The program ran on the Byrds’ computer for more than a month, with outsiders accessing the couple’s Dell almost 350 times. In December, store manager Christopher Mendoza came to the Byrds’ home to repossess the computer – and presented, as evidence that it was still in use, a webcam photograph of Brian lounging on the brown leather couch in his living room. “It feels like we were pretty much invaded, like somebody else was in our house,” Byrd told the Associated Press. (Due to a pending lawsuit, the couple declined an interview with PM.) “It’s a weird feeling. I can’t really describe it. I had to sit down for a minute after he showed me that picture.”
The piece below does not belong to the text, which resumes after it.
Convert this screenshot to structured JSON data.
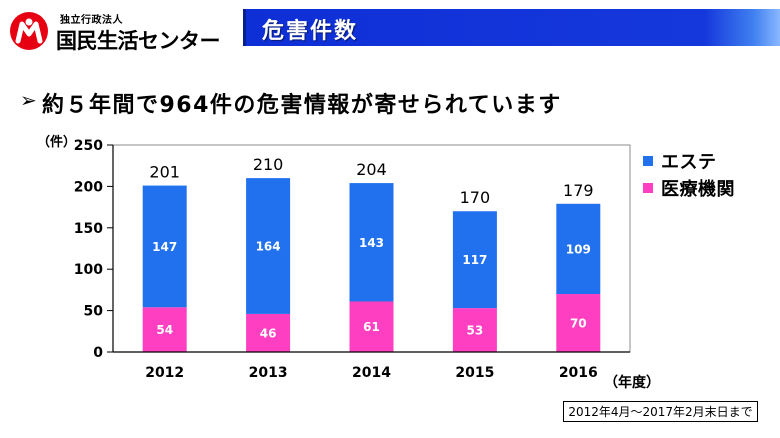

With privacy laws so vague, the US government responds to only the most egregious violations. Outright digital harassment is illegal in most states. But that discourages only those who follow the law in the first place. For online assailants who believe they are beyond the reach of legal reprisal, there’s always karma. That’s what happened to Stephen (not the minor’s real name), the 13-year- old gamer who boasted about his takedown of Tyler Yagerhofer by posting the 911 transcript on the hacker code-sharing site Pastebin a week after the incident. Less than a month later the prank hit his own northern Michigan home shortly after he played Gears of War. Local police heard from an unidentified caller that a hostage situation was in progress and they sent police to Stephen’s address. Even now it’s difficult to discern if the teenager learned his lesson. “My mom was flipping out,” he wrote on another hacker forum after the event. “Hahaha, very funny.”

Online harassment
We’re human, so exchanging salty words online is bound to happen. But according to Michelle Boykins of the National Crime Prevention Council, it’s a bad idea for children (and, frankly, adults) to respond to and potentially escalate harassment. It’s even more important to keep personal information out of the hands of strangers. “Nobody needs to know where you live, no one needs to know your phone number,” she says. When registering for social networking sites, she says, don’t include your personal e-mail. However, if an incensed cyberbully manages to uncover your email – or worse yet, your address – record and save any threats made against you, then contact local law enforcement, as well as the service the bully is using to attack you, and report his or her behaviour.

Computer hijacking
Today’s all-in-one spyware suites allow remote monitoring and control of your PC, including access to your keystrokes and webcam. If your system is running suspiciously – the webcam light turns on by itself, apps suddenly start working extra slowly – take a look at your running processes using Windows Task Manager or Activity Monitor on OS X. If you encounter any odd-looking programs hogging system resources, look them up on Google. If you find anything with a bad rep, delete it. If the problem doesn’t go away, reinstall your operating system.

Web tracking
The private browsing mode of most browsers prevents cookies and blocks local storage of your browsing history – but that won’t stop outside sites from tracking you via your IP address. But a new feature called Do Not Track tells sites not to follow your activities online. You can enable it in Mozilla’s Firefox, Microsoft’s Internet Explorer 9 and higher, Google’s Chrome version 23, and Apple’s Safari for OS X 10.7 and higher. Check donottrack.us for information on browser settings.

Smartphone tracking
Smartphones track user behaviour and location natively and through third-party apps. To find out which apps are accessing personal data on Apple iOS devices, check the Privacy settings menu. You can also limit targeted advertising and stop Apple from collecting user activity data in the About menu under General settings. On Android devices, find and delete info-sniffing apps from the Application Manager.